Author Affiliation in Supply Chain Management and Logistics Journals: 2008-2010
Management and Entrepreneurship
Purpose – The purpose of this study is to extend a series of studies dating back to 1967 that evaluates faculty publication productivity in refereed supply chain management and logistics journals.
Design/methodology/approach – Publication output and rankings of academic institutions are based on publication data from six supply chain management and logistics journals from 2008 through 2010. The results are compared to prior studies to identify trends and changes in the rankings. The authors also assess author collaboration influences as well as authorship diversity.
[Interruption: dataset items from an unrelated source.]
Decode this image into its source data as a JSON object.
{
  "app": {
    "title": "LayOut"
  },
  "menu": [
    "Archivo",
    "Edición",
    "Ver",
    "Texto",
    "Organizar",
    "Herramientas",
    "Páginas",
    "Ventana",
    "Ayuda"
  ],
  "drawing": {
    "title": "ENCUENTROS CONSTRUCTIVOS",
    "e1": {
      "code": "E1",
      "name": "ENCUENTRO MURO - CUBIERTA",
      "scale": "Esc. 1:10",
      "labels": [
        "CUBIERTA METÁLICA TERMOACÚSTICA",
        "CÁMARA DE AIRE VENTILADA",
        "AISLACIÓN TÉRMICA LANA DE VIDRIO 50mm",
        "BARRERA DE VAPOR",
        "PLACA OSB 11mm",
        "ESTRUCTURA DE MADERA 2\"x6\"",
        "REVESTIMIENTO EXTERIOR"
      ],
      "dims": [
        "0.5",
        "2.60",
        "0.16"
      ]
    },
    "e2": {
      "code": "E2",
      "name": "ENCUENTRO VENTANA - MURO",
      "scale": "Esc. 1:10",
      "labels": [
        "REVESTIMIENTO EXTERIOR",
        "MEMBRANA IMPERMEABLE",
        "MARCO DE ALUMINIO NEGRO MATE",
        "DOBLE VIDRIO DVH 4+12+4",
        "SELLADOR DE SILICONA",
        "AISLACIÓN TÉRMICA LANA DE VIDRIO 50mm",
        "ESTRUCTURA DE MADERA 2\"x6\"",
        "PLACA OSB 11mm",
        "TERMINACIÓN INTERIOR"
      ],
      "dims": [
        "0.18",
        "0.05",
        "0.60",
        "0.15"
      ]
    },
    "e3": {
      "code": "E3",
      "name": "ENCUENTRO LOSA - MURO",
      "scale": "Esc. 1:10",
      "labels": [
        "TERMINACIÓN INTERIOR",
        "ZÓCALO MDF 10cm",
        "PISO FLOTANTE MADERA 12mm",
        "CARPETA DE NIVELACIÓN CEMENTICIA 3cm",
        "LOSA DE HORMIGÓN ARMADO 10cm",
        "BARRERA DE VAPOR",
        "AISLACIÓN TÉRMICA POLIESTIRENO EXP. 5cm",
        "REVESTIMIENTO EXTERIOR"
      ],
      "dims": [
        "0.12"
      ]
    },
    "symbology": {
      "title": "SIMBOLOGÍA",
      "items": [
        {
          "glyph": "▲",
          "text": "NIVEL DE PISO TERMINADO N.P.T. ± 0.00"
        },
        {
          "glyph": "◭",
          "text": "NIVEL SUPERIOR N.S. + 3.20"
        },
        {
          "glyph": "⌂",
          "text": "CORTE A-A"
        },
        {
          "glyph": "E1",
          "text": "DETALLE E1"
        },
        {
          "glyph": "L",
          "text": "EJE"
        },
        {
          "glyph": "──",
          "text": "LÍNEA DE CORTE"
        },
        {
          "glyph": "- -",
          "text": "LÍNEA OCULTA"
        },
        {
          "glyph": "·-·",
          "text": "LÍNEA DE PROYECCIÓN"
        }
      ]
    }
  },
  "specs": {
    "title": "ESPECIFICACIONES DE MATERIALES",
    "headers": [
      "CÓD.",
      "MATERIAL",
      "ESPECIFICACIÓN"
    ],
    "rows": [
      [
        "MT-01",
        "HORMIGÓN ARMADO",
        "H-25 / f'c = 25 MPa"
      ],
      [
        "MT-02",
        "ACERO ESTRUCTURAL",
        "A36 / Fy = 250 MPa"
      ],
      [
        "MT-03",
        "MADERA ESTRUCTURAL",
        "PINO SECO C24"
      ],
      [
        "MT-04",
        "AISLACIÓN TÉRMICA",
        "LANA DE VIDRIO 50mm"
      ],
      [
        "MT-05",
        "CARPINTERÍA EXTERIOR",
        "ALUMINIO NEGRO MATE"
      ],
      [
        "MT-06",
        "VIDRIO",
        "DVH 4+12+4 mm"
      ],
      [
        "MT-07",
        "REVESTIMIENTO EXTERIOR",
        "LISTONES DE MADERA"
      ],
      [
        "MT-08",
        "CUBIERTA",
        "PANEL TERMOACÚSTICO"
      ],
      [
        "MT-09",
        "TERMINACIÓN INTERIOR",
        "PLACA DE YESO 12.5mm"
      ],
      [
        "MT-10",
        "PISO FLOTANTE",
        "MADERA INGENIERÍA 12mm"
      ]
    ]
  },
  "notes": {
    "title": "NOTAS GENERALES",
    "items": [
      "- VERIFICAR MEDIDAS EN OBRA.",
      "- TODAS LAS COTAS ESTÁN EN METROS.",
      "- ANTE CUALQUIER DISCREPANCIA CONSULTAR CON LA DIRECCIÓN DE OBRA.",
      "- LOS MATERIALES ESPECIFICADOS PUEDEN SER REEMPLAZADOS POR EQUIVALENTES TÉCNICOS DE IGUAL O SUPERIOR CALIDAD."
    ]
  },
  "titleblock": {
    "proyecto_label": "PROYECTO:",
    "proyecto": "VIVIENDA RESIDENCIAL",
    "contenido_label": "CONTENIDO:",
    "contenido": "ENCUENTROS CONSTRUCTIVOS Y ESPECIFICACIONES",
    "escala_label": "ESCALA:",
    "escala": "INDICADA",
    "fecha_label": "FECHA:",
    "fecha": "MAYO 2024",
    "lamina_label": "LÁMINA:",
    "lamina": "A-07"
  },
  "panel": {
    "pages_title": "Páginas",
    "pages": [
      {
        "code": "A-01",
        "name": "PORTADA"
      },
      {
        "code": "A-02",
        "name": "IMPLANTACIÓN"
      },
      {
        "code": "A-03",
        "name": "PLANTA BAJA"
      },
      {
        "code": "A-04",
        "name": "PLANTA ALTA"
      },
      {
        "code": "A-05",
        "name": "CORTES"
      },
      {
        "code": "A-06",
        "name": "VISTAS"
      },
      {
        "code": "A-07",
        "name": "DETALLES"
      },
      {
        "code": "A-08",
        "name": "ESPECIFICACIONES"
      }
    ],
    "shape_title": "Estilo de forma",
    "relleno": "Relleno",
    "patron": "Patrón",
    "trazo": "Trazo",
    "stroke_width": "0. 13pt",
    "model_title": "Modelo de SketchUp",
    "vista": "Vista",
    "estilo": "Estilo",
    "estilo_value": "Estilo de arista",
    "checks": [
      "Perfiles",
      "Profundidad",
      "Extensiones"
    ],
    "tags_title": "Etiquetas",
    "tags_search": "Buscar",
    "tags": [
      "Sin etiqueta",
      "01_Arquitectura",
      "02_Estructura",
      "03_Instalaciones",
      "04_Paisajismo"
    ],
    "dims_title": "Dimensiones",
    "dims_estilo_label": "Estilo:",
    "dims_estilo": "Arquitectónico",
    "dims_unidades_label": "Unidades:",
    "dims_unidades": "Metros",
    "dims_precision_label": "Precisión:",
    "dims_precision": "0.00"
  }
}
Finally, the authors examine further changes to the core set of journals considered for future iterations of this study.
Findings – The results indicate that supply chain management and logistics authorship continues to be dynamic. Several schools entered the top 25 ranking for the first time and others substantially improved their rankings. While higher-ranked schools engage in more collaboration within their own institutions, they practice less external and international collaboration. Additionally, the diversity of both individual authors and schools continues to expand, though evidence also suggests some level of emerging stability in sources of authorship.
Research limitations/implications – As limitations, the selected journal set may present bias against some authors and institutions, particularly those from outside North America and those choosing to publish in other journals in the field or in related fields.
Originality/value – This research stream enables authors and universities to judge their relative productivity of academic scholarship in the supply chain management and logistics field. Moreover, the longitudinal analysis provides insight into the evolving maturity of the field itself.